Haber Merkezi | ANKA |TBMM Genel Kurulu'nda, Çalışma ve Sosyal Güvenlik Bakanlığı, İçişleri Bakanlığı ile Tarım ve Orman Bakanlığı'nın bütçelerinin görüşmeleri sürüyor.
TBMM Genel Kurulu'na hitap eden İçişleri Bakanı Ali Yerlikaya’nın kürsüdeki konuşması sırasında CHP ve DEM Partili milletvekilleri ellerindeki dövizleri kaldırarak belediyelere kayyum atamalarını protesto etti.

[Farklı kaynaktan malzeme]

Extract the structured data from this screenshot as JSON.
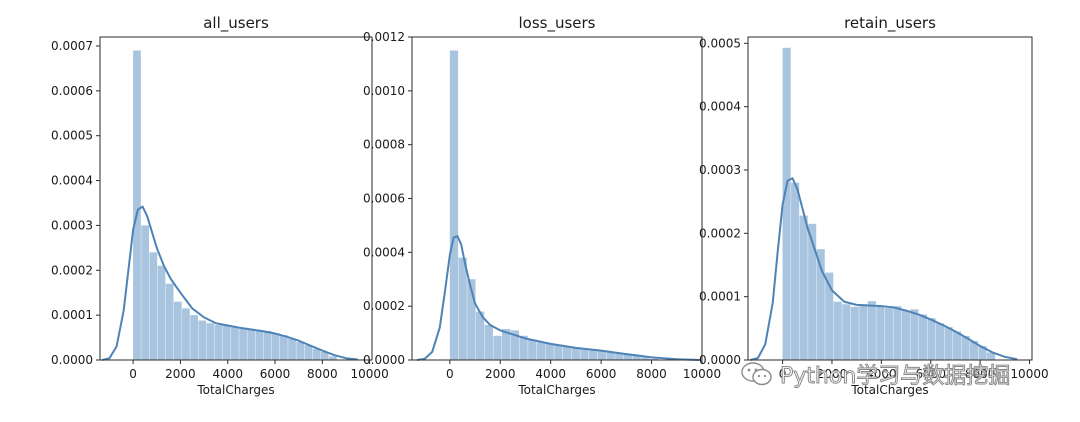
{
  "chart_data": [
    {
      "type": "histogram",
      "title": "all_users",
      "xlabel": "TotalCharges",
      "ylabel": "",
      "xlim": [
        -1400,
        10100
      ],
      "ylim": [
        0,
        0.00072
      ],
      "xticks": [
        0,
        2000,
        4000,
        6000,
        8000,
        10000
      ],
      "xtick_labels": [
        "0",
        "2000",
        "4000",
        "6000",
        "8000",
        "10000"
      ],
      "yticks": [
        0,
        0.0001,
        0.0002,
        0.0003,
        0.0004,
        0.0005,
        0.0006,
        0.0007
      ],
      "ytick_labels": [
        "0.0000",
        "0.0001",
        "0.0002",
        "0.0003",
        "0.0004",
        "0.0005",
        "0.0006",
        "0.0007"
      ],
      "bins": [
        [
          0,
          345,
          0.00069
        ],
        [
          345,
          690,
          0.0003
        ],
        [
          690,
          1035,
          0.00024
        ],
        [
          1035,
          1380,
          0.00021
        ],
        [
          1380,
          1725,
          0.00017
        ],
        [
          1725,
          2070,
          0.00013
        ],
        [
          2070,
          2415,
          0.000115
        ],
        [
          2415,
          2760,
          0.0001
        ],
        [
          2760,
          3105,
          8.8e-05
        ],
        [
          3105,
          3450,
          8.2e-05
        ],
        [
          3450,
          3795,
          7.8e-05
        ],
        [
          3795,
          4140,
          7.8e-05
        ],
        [
          4140,
          4485,
          7.5e-05
        ],
        [
          4485,
          4830,
          7e-05
        ],
        [
          4830,
          5175,
          6.8e-05
        ],
        [
          5175,
          5520,
          6.7e-05
        ],
        [
          5520,
          5865,
          6.5e-05
        ],
        [
          5865,
          6210,
          6e-05
        ],
        [
          6210,
          6555,
          5.5e-05
        ],
        [
          6555,
          6900,
          4.8e-05
        ],
        [
          6900,
          7245,
          4e-05
        ],
        [
          7245,
          7590,
          3.3e-05
        ],
        [
          7590,
          7935,
          2.5e-05
        ],
        [
          7935,
          8280,
          1.8e-05
        ],
        [
          8280,
          8625,
          8e-06
        ]
      ],
      "kde": {
        "x": [
          -1300,
          -1000,
          -700,
          -400,
          -200,
          0,
          200,
          400,
          600,
          800,
          1000,
          1300,
          1600,
          2000,
          2500,
          3000,
          3500,
          4000,
          4500,
          5000,
          5500,
          6000,
          6500,
          7000,
          7500,
          8000,
          8500,
          9000,
          9500
        ],
        "y": [
          0.0,
          4e-06,
          3e-05,
          0.00011,
          0.0002,
          0.00029,
          0.000335,
          0.000342,
          0.00032,
          0.000285,
          0.00025,
          0.00021,
          0.00018,
          0.00015,
          0.000115,
          9.5e-05,
          8.2e-05,
          7.7e-05,
          7.2e-05,
          6.8e-05,
          6.4e-05,
          5.9e-05,
          5.2e-05,
          4.3e-05,
          3.2e-05,
          2.1e-05,
          1.1e-05,
          4e-06,
          1e-06
        ]
      }
    },
    {
      "type": "histogram",
      "title": "loss_users",
      "xlabel": "TotalCharges",
      "ylabel": "",
      "xlim": [
        -1500,
        10000
      ],
      "ylim": [
        0,
        0.0012
      ],
      "xticks": [
        0,
        2000,
        4000,
        6000,
        8000,
        10000
      ],
      "xtick_labels": [
        "0",
        "2000",
        "4000",
        "6000",
        "8000",
        "10000"
      ],
      "yticks": [
        0,
        0.0002,
        0.0004,
        0.0006,
        0.0008,
        0.001,
        0.0012
      ],
      "ytick_labels": [
        "0.0000",
        "0.0002",
        "0.0004",
        "0.0006",
        "0.0008",
        "0.0010",
        "0.0012"
      ],
      "bins": [
        [
          0,
          345,
          0.00115
        ],
        [
          345,
          690,
          0.00038
        ],
        [
          690,
          1035,
          0.0003
        ],
        [
          1035,
          1380,
          0.00018
        ],
        [
          1380,
          1725,
          0.00013
        ],
        [
          1725,
          2070,
          9e-05
        ],
        [
          2070,
          2415,
          0.000115
        ],
        [
          2415,
          2760,
          0.00011
        ],
        [
          2760,
          3105,
          9e-05
        ],
        [
          3105,
          3450,
          7.5e-05
        ],
        [
          3450,
          3795,
          6.5e-05
        ],
        [
          3795,
          4140,
          6e-05
        ],
        [
          4140,
          4485,
          5.5e-05
        ],
        [
          4485,
          4830,
          5e-05
        ],
        [
          4830,
          5175,
          4.5e-05
        ],
        [
          5175,
          5520,
          4e-05
        ],
        [
          5520,
          5865,
          3.8e-05
        ],
        [
          5865,
          6210,
          3.5e-05
        ],
        [
          6210,
          6555,
          3e-05
        ],
        [
          6555,
          6900,
          2.5e-05
        ],
        [
          6900,
          7245,
          2e-05
        ],
        [
          7245,
          7590,
          1.5e-05
        ],
        [
          7590,
          7935,
          1e-05
        ],
        [
          7935,
          8280,
          5e-06
        ]
      ],
      "kde": {
        "x": [
          -1300,
          -1000,
          -700,
          -400,
          -200,
          0,
          150,
          300,
          450,
          600,
          800,
          1000,
          1300,
          1600,
          2000,
          2500,
          3000,
          4000,
          5000,
          6000,
          7000,
          8000,
          9000,
          9900
        ],
        "y": [
          0.0,
          4e-06,
          3e-05,
          0.00012,
          0.00025,
          0.00039,
          0.000455,
          0.00046,
          0.00043,
          0.00036,
          0.00028,
          0.00021,
          0.00016,
          0.00013,
          0.00011,
          9.5e-05,
          8e-05,
          6e-05,
          4.5e-05,
          3.5e-05,
          2.2e-05,
          1e-05,
          3e-06,
          0.0
        ]
      }
    },
    {
      "type": "histogram",
      "title": "retain_users",
      "xlabel": "TotalCharges",
      "ylabel": "",
      "xlim": [
        -1400,
        10100
      ],
      "ylim": [
        0,
        0.00051
      ],
      "xticks": [
        0,
        2000,
        4000,
        6000,
        8000,
        10000
      ],
      "xtick_labels": [
        "0",
        "2000",
        "4000",
        "6000",
        "8000",
        "10000"
      ],
      "yticks": [
        0,
        0.0001,
        0.0002,
        0.0003,
        0.0004,
        0.0005
      ],
      "ytick_labels": [
        "0.0000",
        "0.0001",
        "0.0002",
        "0.0003",
        "0.0004",
        "0.0005"
      ],
      "bins": [
        [
          0,
          345,
          0.000493
        ],
        [
          345,
          690,
          0.00028
        ],
        [
          690,
          1035,
          0.000228
        ],
        [
          1035,
          1380,
          0.000215
        ],
        [
          1380,
          1725,
          0.000175
        ],
        [
          1725,
          2070,
          0.000138
        ],
        [
          2070,
          2415,
          9.2e-05
        ],
        [
          2415,
          2760,
          8.8e-05
        ],
        [
          2760,
          3105,
          8.4e-05
        ],
        [
          3105,
          3450,
          8.8e-05
        ],
        [
          3450,
          3795,
          9.3e-05
        ],
        [
          3795,
          4140,
          8.6e-05
        ],
        [
          4140,
          4485,
          8.2e-05
        ],
        [
          4485,
          4830,
          8.5e-05
        ],
        [
          4830,
          5175,
          7.8e-05
        ],
        [
          5175,
          5520,
          8e-05
        ],
        [
          5520,
          5865,
          7.2e-05
        ],
        [
          5865,
          6210,
          6.6e-05
        ],
        [
          6210,
          6555,
          5.8e-05
        ],
        [
          6555,
          6900,
          5.2e-05
        ],
        [
          6900,
          7245,
          4.5e-05
        ],
        [
          7245,
          7590,
          3.8e-05
        ],
        [
          7590,
          7935,
          3e-05
        ],
        [
          7935,
          8280,
          2.2e-05
        ],
        [
          8280,
          8625,
          1.2e-05
        ]
      ],
      "kde": {
        "x": [
          -1300,
          -1000,
          -700,
          -400,
          -200,
          0,
          200,
          400,
          600,
          800,
          1000,
          1300,
          1600,
          2000,
          2500,
          3000,
          3500,
          4000,
          4500,
          5000,
          5500,
          6000,
          6500,
          7000,
          7500,
          8000,
          8500,
          9000,
          9500
        ],
        "y": [
          0.0,
          3e-06,
          2.5e-05,
          9e-05,
          0.00017,
          0.000245,
          0.000283,
          0.000287,
          0.00027,
          0.00024,
          0.00021,
          0.000175,
          0.00014,
          0.00011,
          9.2e-05,
          8.7e-05,
          8.6e-05,
          8.5e-05,
          8.3e-05,
          7.8e-05,
          7.2e-05,
          6.4e-05,
          5.5e-05,
          4.5e-05,
          3.4e-05,
          2.2e-05,
          1.2e-05,
          5e-06,
          1e-06
        ]
      }
    }
  ],
  "watermark": {
    "icon": "wechat-icon",
    "text": "Python学习与数据挖掘"
  }
}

Milletvekilleri, Yerlikaya’nın konuşması boyunca "Kayyum halk iradesine darbedir", "Kayyuma değil, halka bütçe", "Seçim hak, kayyum darbe" yazılı dövizleri ellerinde tuttu. Vekiller, Yerlikaya'ya "Kayyumlar demokrasinin yüz karasıdır", "Kayyum rejimine son verin" diye seslendi.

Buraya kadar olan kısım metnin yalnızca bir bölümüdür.